Utilities in the United States each year save billions of dollars due to federal and state tax loopholes, money that could instead be funneled into energy efficiency programs, according to a report issued Wednesday by the Institute for Policy Studies. “Of the 40 U.S. publicly held utilities companies that were profitable in 2015, 23 paid no federal income taxes and 16 paid no state taxes,” the report says.
According to the report, many of these utilities oppose the Environmental Protection Agency’s Clean Power Plan, carbon emissions standards for existing coal-fired power plants, because it would require expensive investments in clean energy sources. “A cheaper, faster route to achieving the Clean Power Plan goals would be to reduce electricity demand through improved energy efficiency. This report calculates how much additional revenue would be available for investment in energy efficiency if utilities paid their fair share of taxes,” the report says.
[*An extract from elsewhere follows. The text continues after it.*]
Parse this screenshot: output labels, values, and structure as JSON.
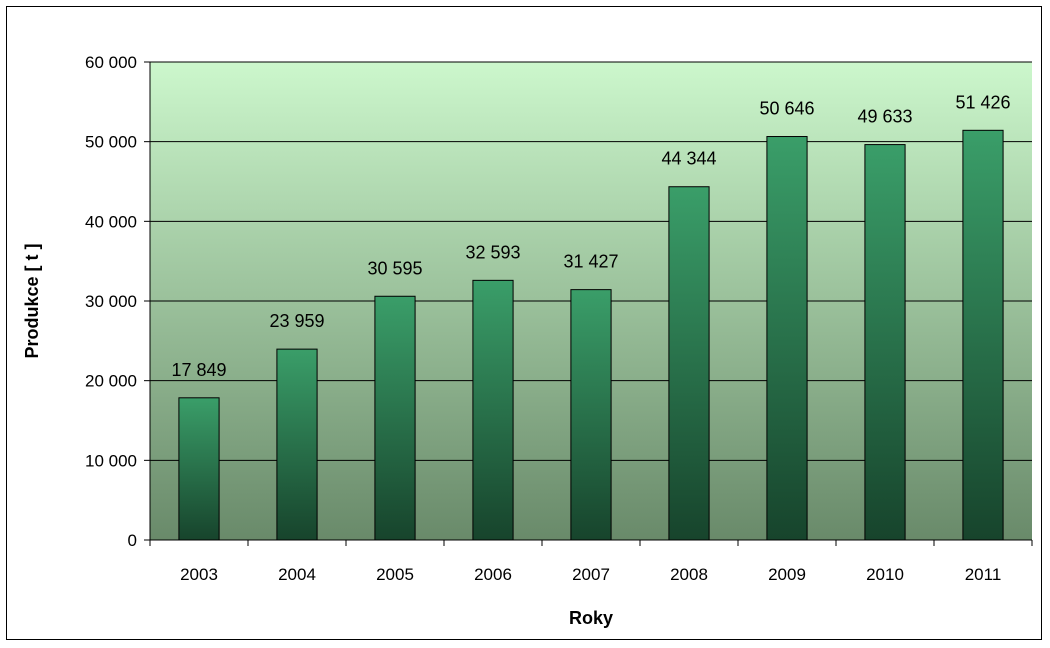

If those 40 utilities had been taxed at a rate at least as high as retailers, “which are similarly tethered to U.S. communities,” according to the report, federal and state revenue would increase $14.1 billion annually. “The $14.1 billion in extra revenue that could have been generated through fair taxation is nearly double the amount state governments and utilities spent on energy efficiency in 2015. It would be enough to create more than 88,000 energy efficiency jobs or weatherize homes for up to 3 million low-income families,” the report concludes.